Billy se volvió para mirar el salón. Había dos libros sobre el escritorio. Libros de historias. Estos eran una fracción de todos los volúmenes que relataban las narraciones de la historia, un recordatorio de todo lo que aconteciera alguna vez en las crónicas humanas. Estos dos ya estaban llenos con hechos. No tenían el poder de un libro en blanco, el cual se podía usar para crear historia, pero al verlos se le calmó el temor.

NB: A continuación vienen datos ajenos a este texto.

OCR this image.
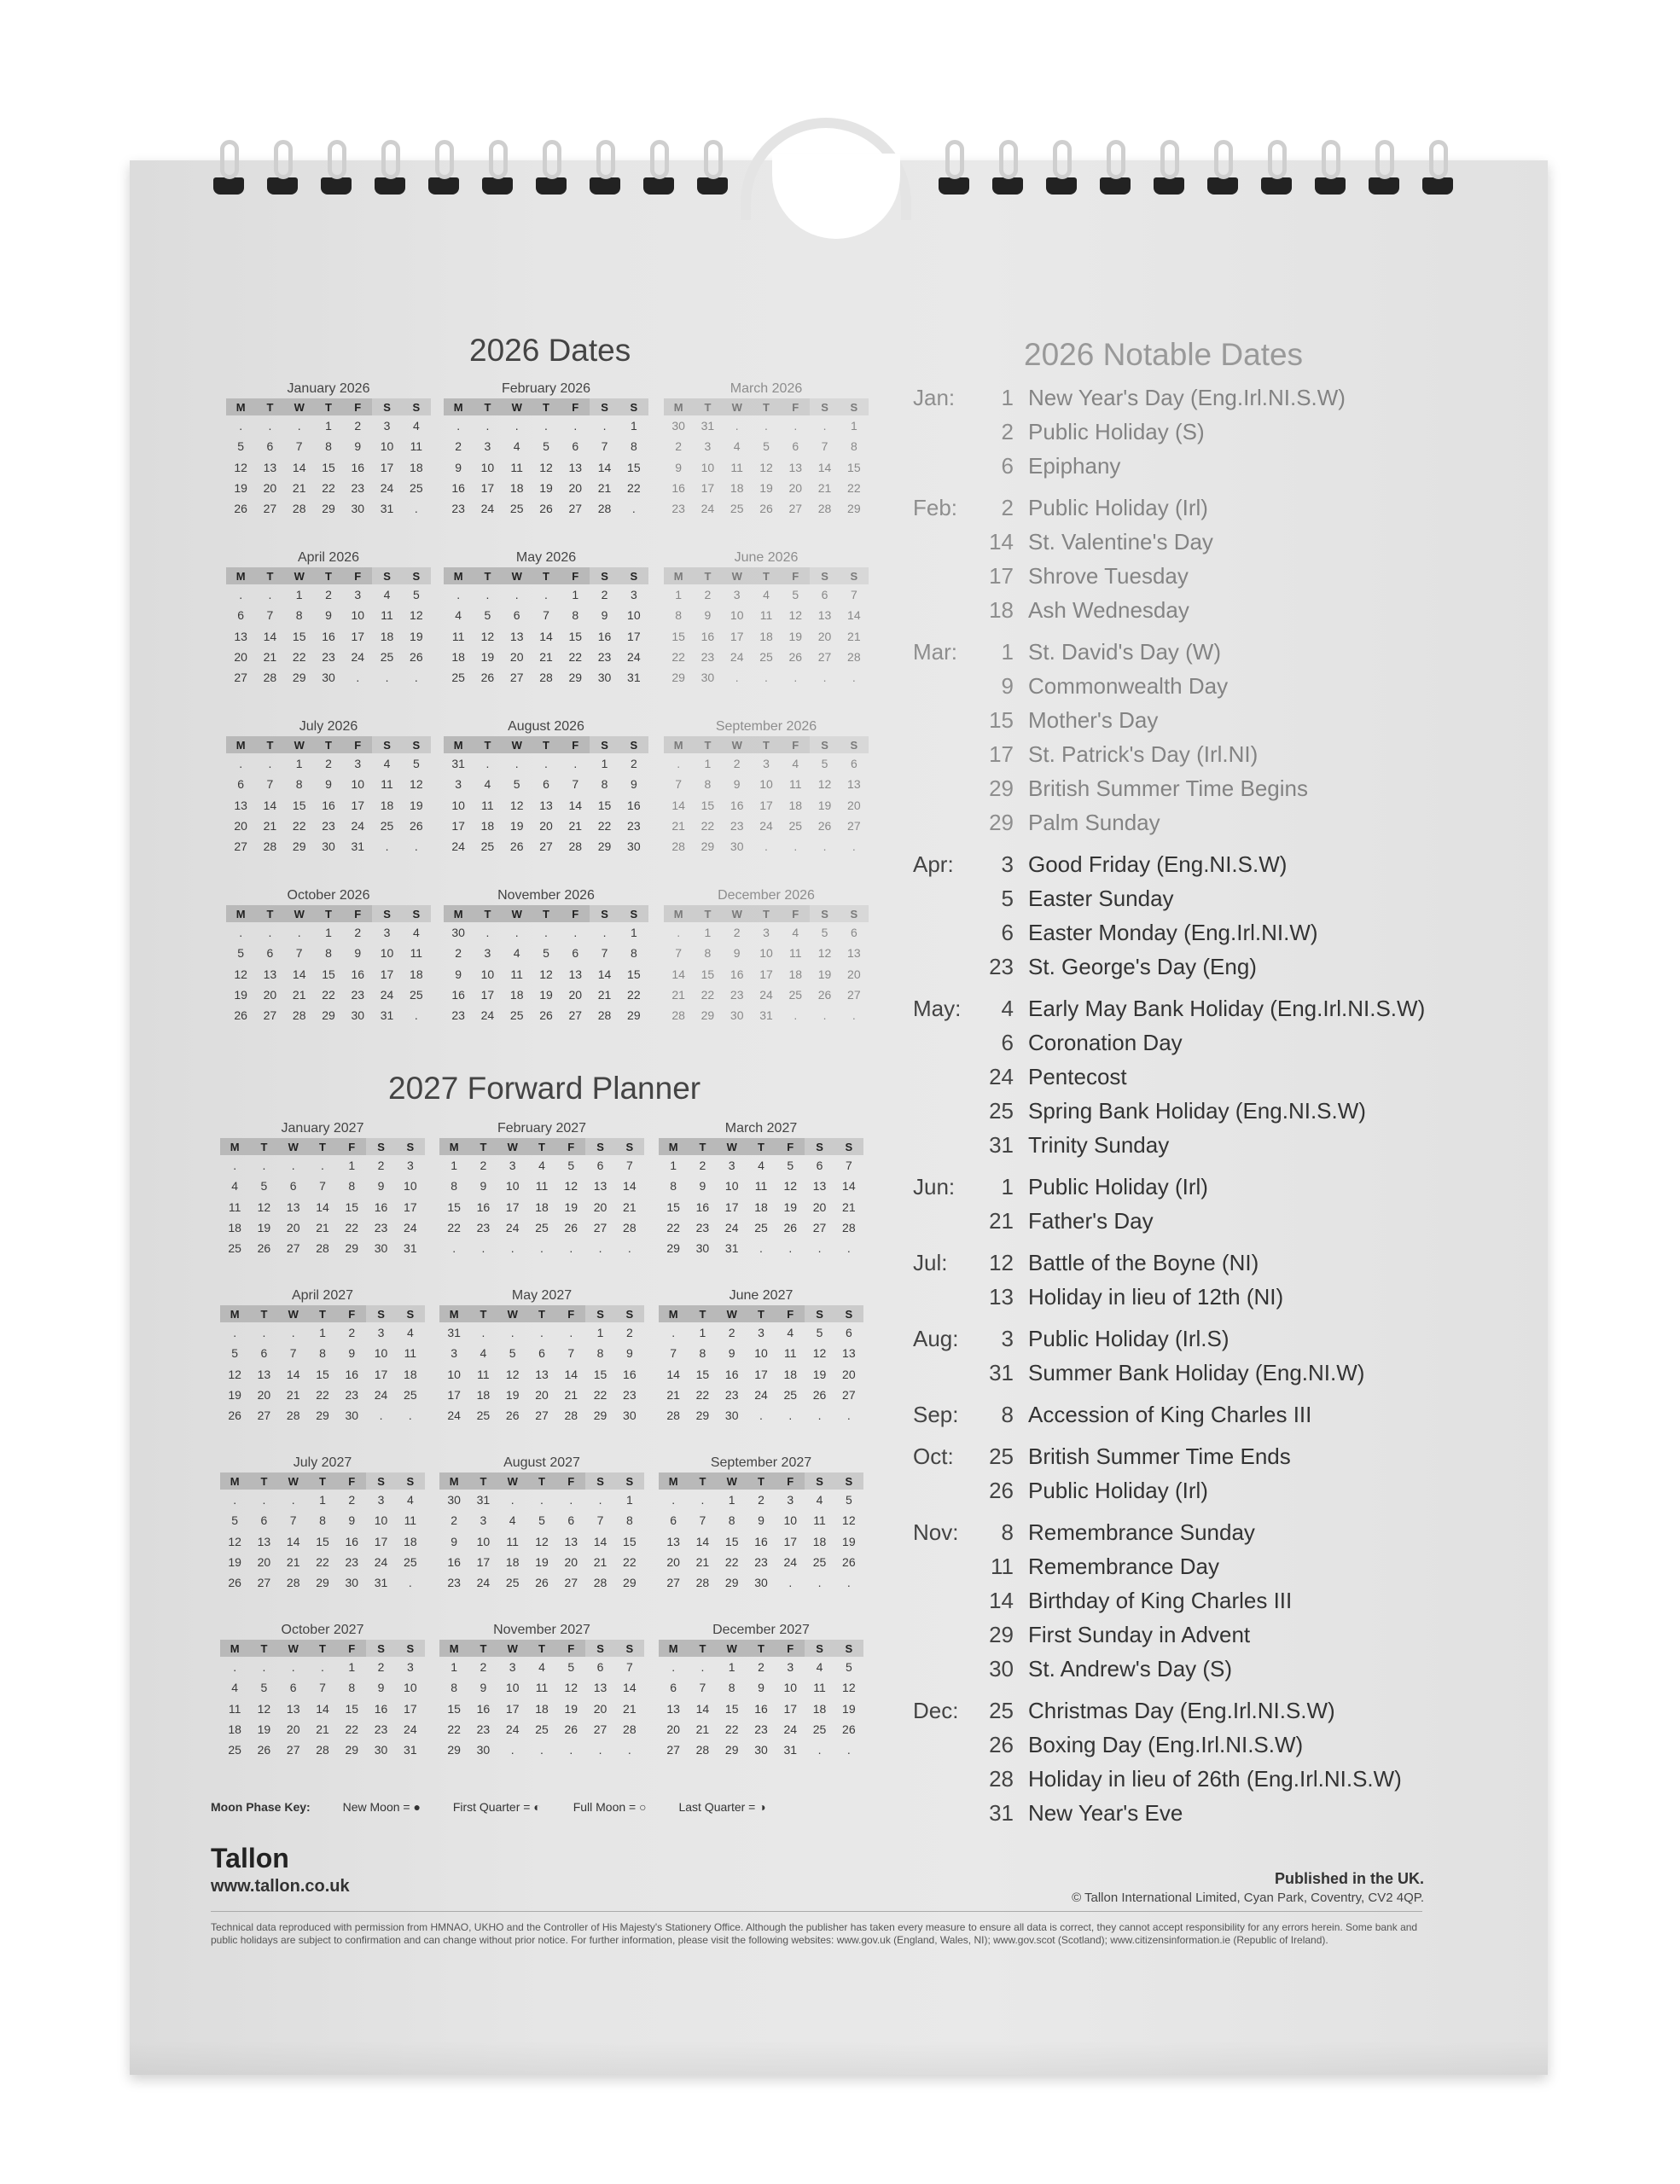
2026 Dates
January 2026
M	T	W	T	F	S	S
.	.	.	1	2	3	4
5	6	7	8	9	10	11
12	13	14	15	16	17	18
19	20	21	22	23	24	25
26	27	28	29	30	31	.
February 2026
M	T	W	T	F	S	S
.	.	.	.	.	.	1
2	3	4	5	6	7	8
9	10	11	12	13	14	15
16	17	18	19	20	21	22
23	24	25	26	27	28	.
March 2026
M	T	W	T	F	S	S
30	31	.	.	.	.	1
2	3	4	5	6	7	8
9	10	11	12	13	14	15
16	17	18	19	20	21	22
23	24	25	26	27	28	29
April 2026
M	T	W	T	F	S	S
.	.	1	2	3	4	5
6	7	8	9	10	11	12
13	14	15	16	17	18	19
20	21	22	23	24	25	26
27	28	29	30	.	.	.
May 2026
M	T	W	T	F	S	S
.	.	.	.	1	2	3
4	5	6	7	8	9	10
11	12	13	14	15	16	17
18	19	20	21	22	23	24
25	26	27	28	29	30	31
June 2026
M	T	W	T	F	S	S
1	2	3	4	5	6	7
8	9	10	11	12	13	14
15	16	17	18	19	20	21
22	23	24	25	26	27	28
29	30	.	.	.	.	.
July 2026
M	T	W	T	F	S	S
.	.	1	2	3	4	5
6	7	8	9	10	11	12
13	14	15	16	17	18	19
20	21	22	23	24	25	26
27	28	29	30	31	.	.
August 2026
M	T	W	T	F	S	S
31	.	.	.	.	1	2
3	4	5	6	7	8	9
10	11	12	13	14	15	16
17	18	19	20	21	22	23
24	25	26	27	28	29	30
September 2026
M	T	W	T	F	S	S
.	1	2	3	4	5	6
7	8	9	10	11	12	13
14	15	16	17	18	19	20
21	22	23	24	25	26	27
28	29	30	.	.	.	.
October 2026
M	T	W	T	F	S	S
.	.	.	1	2	3	4
5	6	7	8	9	10	11
12	13	14	15	16	17	18
19	20	21	22	23	24	25
26	27	28	29	30	31	.
November 2026
M	T	W	T	F	S	S
30	.	.	.	.	.	1
2	3	4	5	6	7	8
9	10	11	12	13	14	15
16	17	18	19	20	21	22
23	24	25	26	27	28	29
December 2026
M	T	W	T	F	S	S
.	1	2	3	4	5	6
7	8	9	10	11	12	13
14	15	16	17	18	19	20
21	22	23	24	25	26	27
28	29	30	31	.	.	.
2027 Forward Planner
January 2027
M	T	W	T	F	S	S
.	.	.	.	1	2	3
4	5	6	7	8	9	10
11	12	13	14	15	16	17
18	19	20	21	22	23	24
25	26	27	28	29	30	31
February 2027
M	T	W	T	F	S	S
1	2	3	4	5	6	7
8	9	10	11	12	13	14
15	16	17	18	19	20	21
22	23	24	25	26	27	28
.	.	.	.	.	.	.
March 2027
M	T	W	T	F	S	S
1	2	3	4	5	6	7
8	9	10	11	12	13	14
15	16	17	18	19	20	21
22	23	24	25	26	27	28
29	30	31	.	.	.	.
April 2027
M	T	W	T	F	S	S
.	.	.	1	2	3	4
5	6	7	8	9	10	11
12	13	14	15	16	17	18
19	20	21	22	23	24	25
26	27	28	29	30	.	.
May 2027
M	T	W	T	F	S	S
31	.	.	.	.	1	2
3	4	5	6	7	8	9
10	11	12	13	14	15	16
17	18	19	20	21	22	23
24	25	26	27	28	29	30
June 2027
M	T	W	T	F	S	S
.	1	2	3	4	5	6
7	8	9	10	11	12	13
14	15	16	17	18	19	20
21	22	23	24	25	26	27
28	29	30	.	.	.	.
July 2027
M	T	W	T	F	S	S
.	.	.	1	2	3	4
5	6	7	8	9	10	11
12	13	14	15	16	17	18
19	20	21	22	23	24	25
26	27	28	29	30	31	.
August 2027
M	T	W	T	F	S	S
30	31	.	.	.	.	1
2	3	4	5	6	7	8
9	10	11	12	13	14	15
16	17	18	19	20	21	22
23	24	25	26	27	28	29
September 2027
M	T	W	T	F	S	S
.	.	1	2	3	4	5
6	7	8	9	10	11	12
13	14	15	16	17	18	19
20	21	22	23	24	25	26
27	28	29	30	.	.	.
October 2027
M	T	W	T	F	S	S
.	.	.	.	1	2	3
4	5	6	7	8	9	10
11	12	13	14	15	16	17
18	19	20	21	22	23	24
25	26	27	28	29	30	31
November 2027
M	T	W	T	F	S	S
1	2	3	4	5	6	7
8	9	10	11	12	13	14
15	16	17	18	19	20	21
22	23	24	25	26	27	28
29	30	.	.	.	.	.
December 2027
M	T	W	T	F	S	S
.	.	1	2	3	4	5
6	7	8	9	10	11	12
13	14	15	16	17	18	19
20	21	22	23	24	25	26
27	28	29	30	31	.	.
2026 Notable Dates
Jan:	1 New Year's Day (Eng.Irl.NI.S.W)
2 Public Holiday (S)
6 Epiphany
Feb:	2 Public Holiday (Irl)
14 St. Valentine's Day
17 Shrove Tuesday
18 Ash Wednesday
Mar:	1 St. David's Day (W)
9 Commonwealth Day
15 Mother's Day
17 St. Patrick's Day (Irl.NI)
29 British Summer Time Begins
29 Palm Sunday
Apr:	3 Good Friday (Eng.NI.S.W)
5 Easter Sunday
6 Easter Monday (Eng.Irl.NI.W)
23 St. George's Day (Eng)
May:	4 Early May Bank Holiday (Eng.Irl.NI.S.W)
6 Coronation Day
24 Pentecost
25 Spring Bank Holiday (Eng.NI.S.W)
31 Trinity Sunday
Jun:	1 Public Holiday (Irl)
21 Father's Day
Jul:	12 Battle of the Boyne (NI)
13 Holiday in lieu of 12th (NI)
Aug:	3 Public Holiday (Irl.S)
31 Summer Bank Holiday (Eng.NI.W)
Sep:	8 Accession of King Charles III
Oct:	25 British Summer Time Ends
26 Public Holiday (Irl)
Nov:	8 Remembrance Sunday
11 Remembrance Day
14 Birthday of King Charles III
29 First Sunday in Advent
30 St. Andrew's Day (S)
Dec:	25 Christmas Day (Eng.Irl.NI.S.W)
26 Boxing Day (Eng.Irl.NI.S.W)
28 Holiday in lieu of 26th (Eng.Irl.NI.S.W)
31 New Year's Eve
Moon Phase Key:	New Moon = ●	First Quarter = ◐	Full Moon = ○	Last Quarter = ◑
Tallon
www.tallon.co.uk	Published in the UK.
© Tallon International Limited, Cyan Park, Coventry, CV2 4QP.
Technical data reproduced with permission from HMNAO, UKHO and the Controller of His Majesty's Stationery Office. Although the publisher has taken every measure to ensure all data is correct, they cannot accept responsibility for any errors herein. Some bank and public holidays are subject to confirmation and can change without prior notice. For further information, please visit the following websites: www.gov.uk (England, Wales, NI); www.gov.scot (Scotland); www.citizensinformation.ie (Republic of Ireland).
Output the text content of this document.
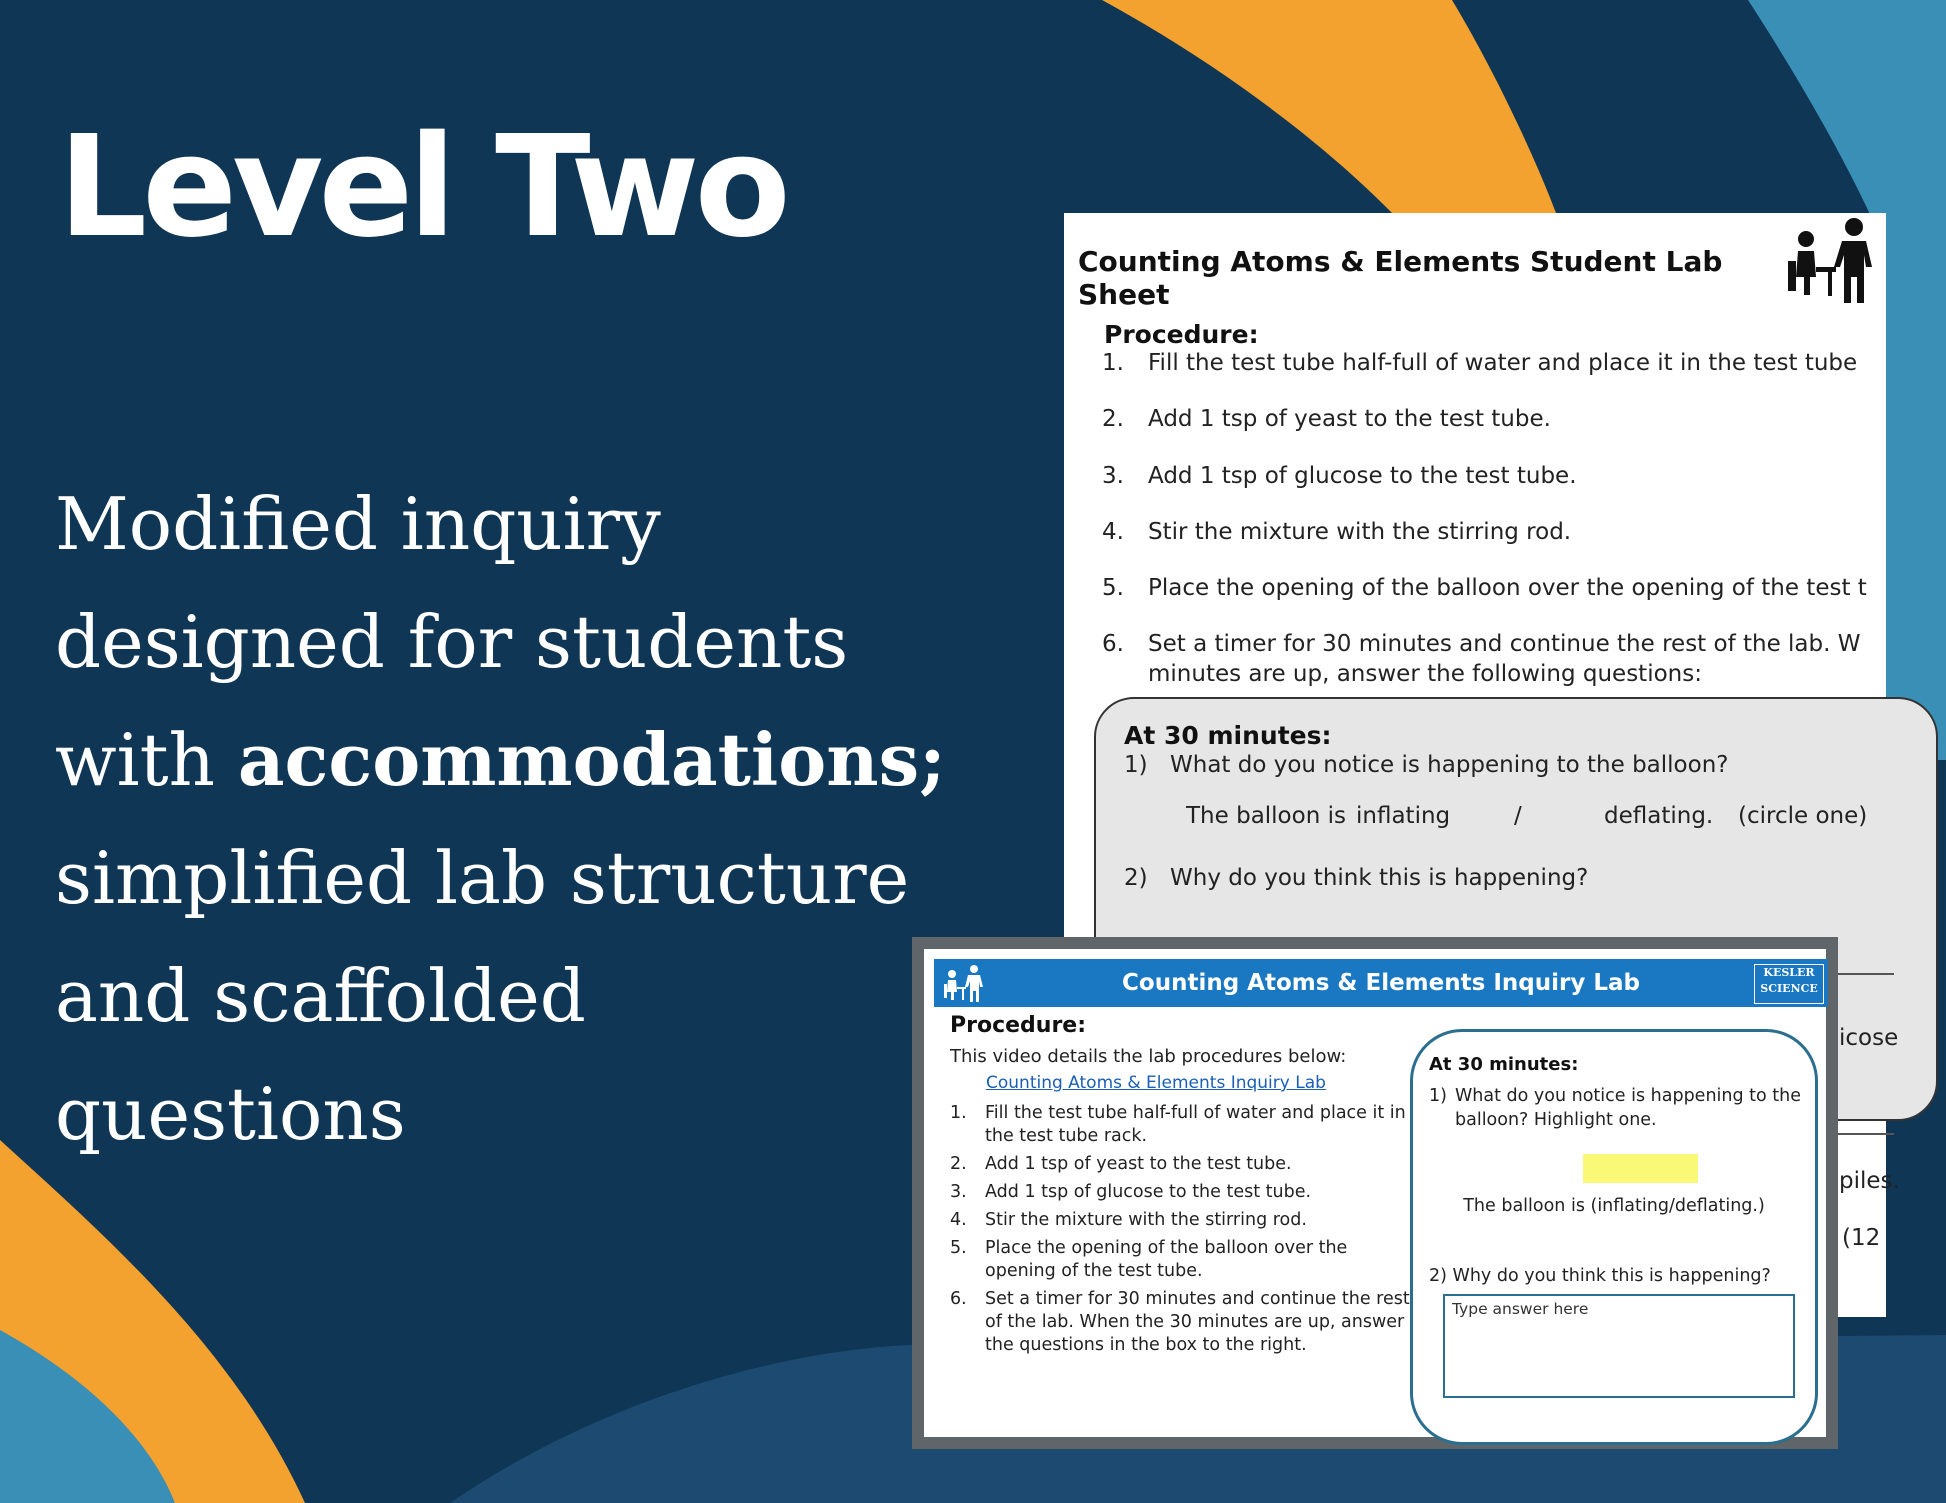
Level Two

Modified inquiry
designed for students
with accommodations;
simplified lab structure
and scaffolded
questions

Counting Atoms & Elements Student Lab Sheet
Procedure:
1. Fill the test tube half-full of water and place it in the test tube
2. Add 1 tsp of yeast to the test tube.
3. Add 1 tsp of glucose to the test tube.
4. Stir the mixture with the stirring rod.
5. Place the opening of the balloon over the opening of the test t
6. Set a timer for 30 minutes and continue the rest of the lab. W
minutes are up, answer the following questions:
At 30 minutes:
1) What do you notice is happening to the balloon?
The balloon is inflating	/	deflating. (circle one)
2) Why do you think this is happening?
icose
piles.
(12
Counting Atoms & Elements Inquiry Lab	KESLER
SCIENCE
Procedure:
This video details the lab procedures below:
Counting Atoms & Elements Inquiry Lab
1. Fill the test tube half-full of water and place it in the test tube rack.
2. Add 1 tsp of yeast to the test tube.
3. Add 1 tsp of glucose to the test tube.
4. Stir the mixture with the stirring rod.
5. Place the opening of the balloon over the opening of the test tube.
6. Set a timer for 30 minutes and continue the rest of the lab. When the 30 minutes are up, answer the questions in the box to the right.
At 30 minutes:
1) What do you notice is happening to the balloon? Highlight one.
The balloon is (inflating/deflating.)
2) Why do you think this is happening?
Type answer here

Había venido a casa. Esto, más que Colorado, Bangkok o cualquier otro lugar en la otra realidad, era el hogar. Era euforia, no miedo, lo que sentía. Después de tantos años preguntándose quién era y por qué era tan titánica su lucha con la maldad, finalmente lo supo. No solo que había creado el mal, sino que este lo poseía. La única vez que había abrazado la verdadera redención fue en un sueño. Nunca había sacado totalmente la maldad del corazón. No como lo hicieran Johnny y Darcy.

Había otro texto abierto sobre su lomo al lado de un frasco de tinta con una pluma. El libro sangriento de Ba’al, otro término para diario.

Fue hasta el escritorio y alargó el brazo hacia el libro sangriento. Entonces, por primera vez desde que despertara en la biblioteca de Ba’al, vio la carne que le revestía la muñeca y los dedos. Miró la escamada y resquebrajada piel, y su primer pensamiento fue que lo había carcomido un grave caso de sarna.

Pero el pensamiento fue inmediatamente desplazado por lo que sabía Ba’al. Esta era la condición sarnosa ocasionada por los shataikis, un honroso distintivo que debían portar todos aquellos que no querían ahogarse en el agua roja de los albinos.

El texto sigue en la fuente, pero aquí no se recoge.